Elle s’était assise à côté de toi pour t’exposer la situation. Lorsqu’elle était au lycée à Los Angeles, elle s’était enfuie avec le batteur d’un groupe, dont tu n’avais jamais entendu parler, et avait voyagé seule en Europe et en Asie de sorte qu’elle n’avait jamais décroché son bac. À presque vingt et un ans, elle entrait à l’université. Son beau-père, qui avait usé de son influence pour la pistonner, l’avait prévenue une semaine auparavant qu’il allait engager un détective pour s’assurer qu’elle « s’achèterait une conduite », livrée à elle-même à New York. « Quelqu’un me surveille peut-être en ce moment, a-t-elle affirmé, parcourant du regard la place bourrée de jeunes qui semblaient tous se connaître. En fait, c’est sûr et certain.

— Tu veux que je passe un bras autour de toi ?

— S’il te plaît. »

Tu avais entendu dire qu’un sourire rend les gens plus heureux. Entourer Sasha du bras t’a donné envie de la protéger. « Pourquoi moi ? as-tu voulu savoir, par curiosité.

— Tu es mignon. En plus, tu n’as pas l’air drogué.

— Je suis un joueur de foot américain. Enfin, j’étais. »

Sasha et toi deviez acheter des livres, ce que vous avez fait ensemble. Tu es allé dans sa piaule de la résidence universitaire, où tu as surpris Lizzie, sa coloc, mimant son approbation quand tu avais le dos tourné. À dix-sept heures trente, vous garnissiez tous les deux vos plateaux à la cafétéria, beaucoup d’épinards pour toi parce que, à en croire la rumeur, les muscles deviennent gélatineux dès qu’on cesse de jouer au foot. Vous avez pris vos cartes de bibliothèque et êtes retournés dans vos piaules avant de vous retrouver à l’Apple à vingt heures pour boire un pot. C’était plein à craquer d’étudiants. Sasha lançait sans arrêt des regards circulaires ; du coup, t’imaginant qu’elle cherchait le détective, tu l’as enlacée, tu as embrassé sa tempe et ses cheveux à l’odeur de brûlé. Comme tu jouais la comédie, tu étais détendu, ce qui ne t’était jamais arrivé avec les filles de ton bled. Puis Sasha t’a expliqué la deuxième étape : chacun devait raconter à l’autre quelque chose qui vous lierait pour toujours.

« Tu as déjà fait ça ? » ai-je demandé, incrédule.

Elle avait bu deux verres de vin blanc (tu l’avais accompagnée en buvant le double de bières) et entamait son troisième. « Bien sûr que non, a-t-elle certifié.

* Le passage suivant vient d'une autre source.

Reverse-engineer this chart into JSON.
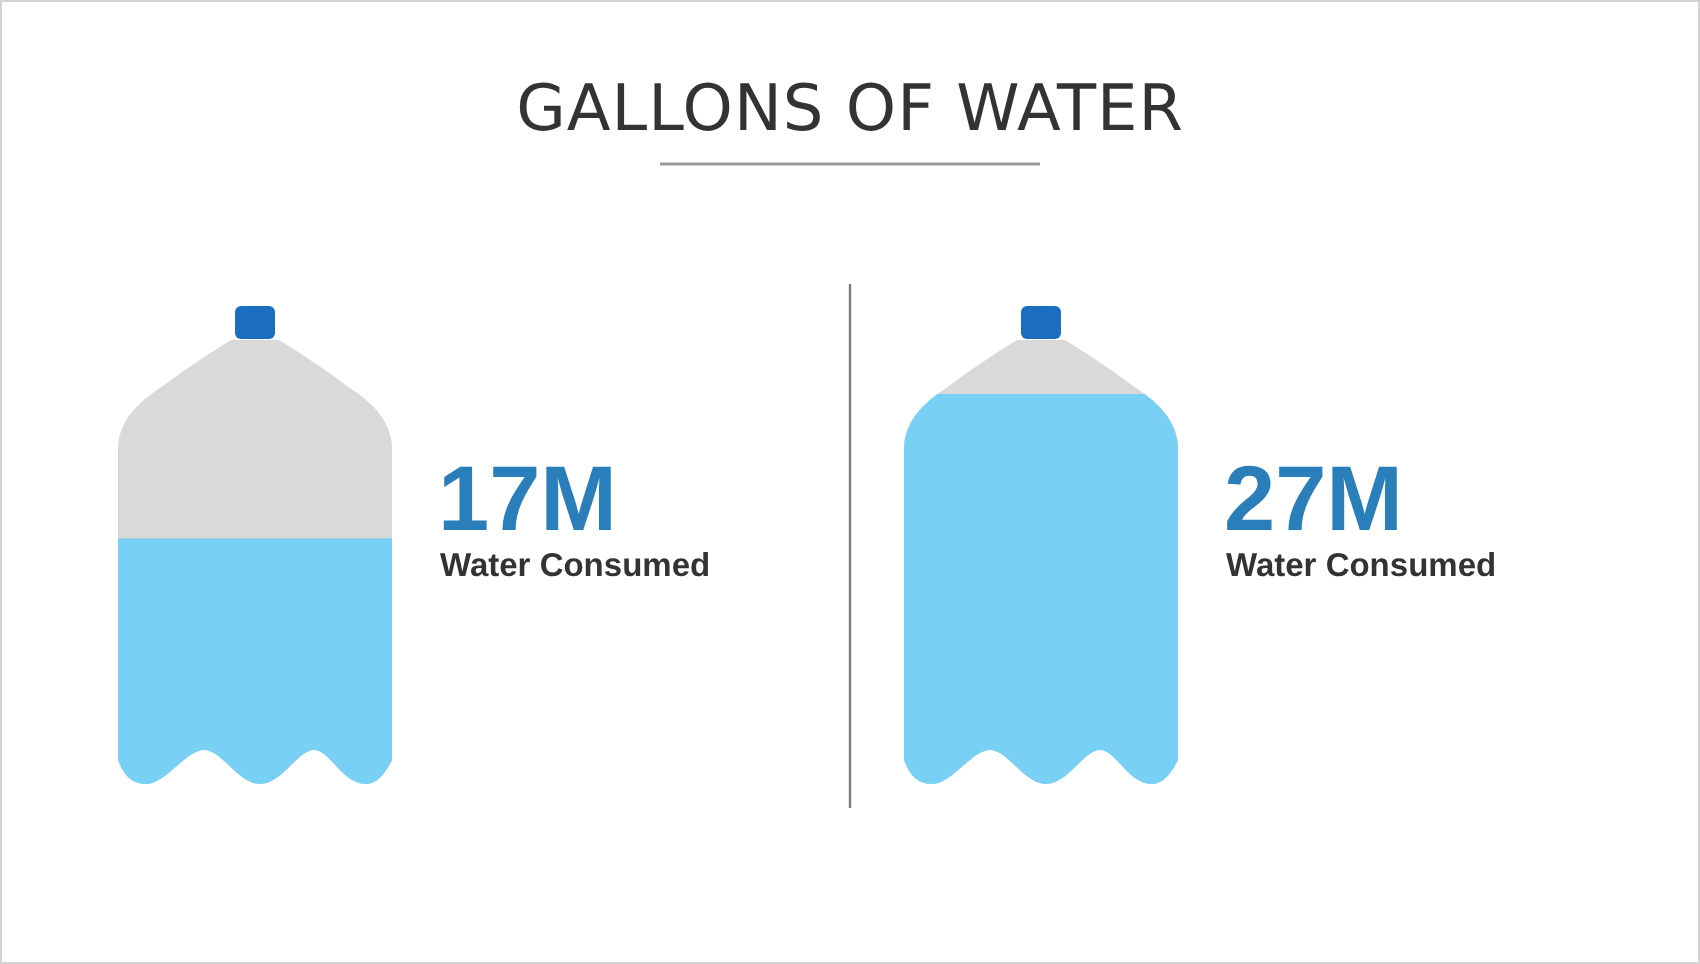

— Bon… si je te dis que je torturais des chatons, ça te coupe l’envie de me sauter ?

— C’est vrai ?

— Merde, non !

— Moi d’abord », a insisté Sasha.

À treize ans, elle s’était mise à voler avec ses copines. Elles cachaient des peignes incrustés de perles ou des boucles d’oreilles en strass dans leurs manches, et c’était à qui en piquerait le plus. Sauf que c’était différent pour elle – ça l’électrisait des pieds à la tête. À l’école, elle passait au crible le moindre détail de la virée et comptait les jours jusqu’à la prochaine. Les autres filles étaient simplement nerveuses, animées d’un esprit de compétition, et Sasha s’efforçait de ne pas se singulariser.

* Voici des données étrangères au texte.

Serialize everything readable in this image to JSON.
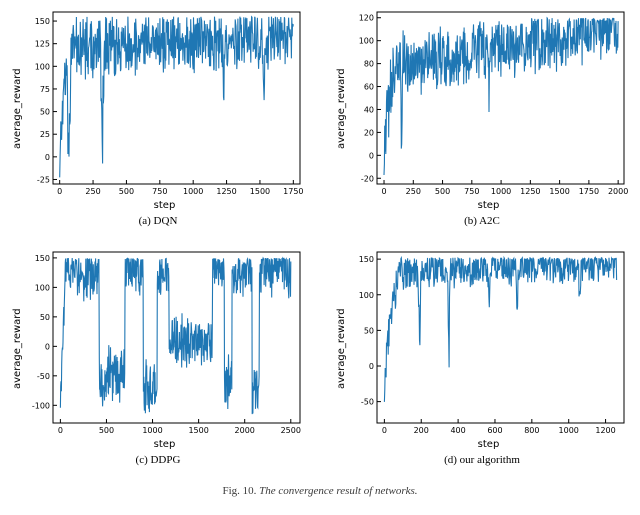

À Naples, lorsqu’elle était à court d’argent, elle fauchait des trucs dans les magasins qu’elle revendait à Lars, le Suédois. Elle attendait son tour assise par terre, dans la cuisine avec d’autres jeunes aux abois qui essayaient de fourguer portefeuilles de touristes, bijoux fantaisie, passeports américains. Ils râlaient contre Lars, qui les grugeait systématiquement, et avait soi-disant joué de la flûte dans des concerts en Suède, mais il était peut-être à l’origine de ce bruit. Ils n’avaient pas le droit de dépasser le seuil de la cuisine. L’un avait cependant aperçu un piano par une porte avant qu’elle se ferme, et Sasha avait entendu des pleurs de bébé. La première fois, Lars l’avait fait attendre – elle tenait une paire de chaussures à semelles compensées piquée dans une boutique – plus longtemps que les autres. Dès qu’ils étaient partis après avoir été payés, Lars s’était accroupi près d’elle sur le sol de la cuisine et avait déboutonné sa braguette.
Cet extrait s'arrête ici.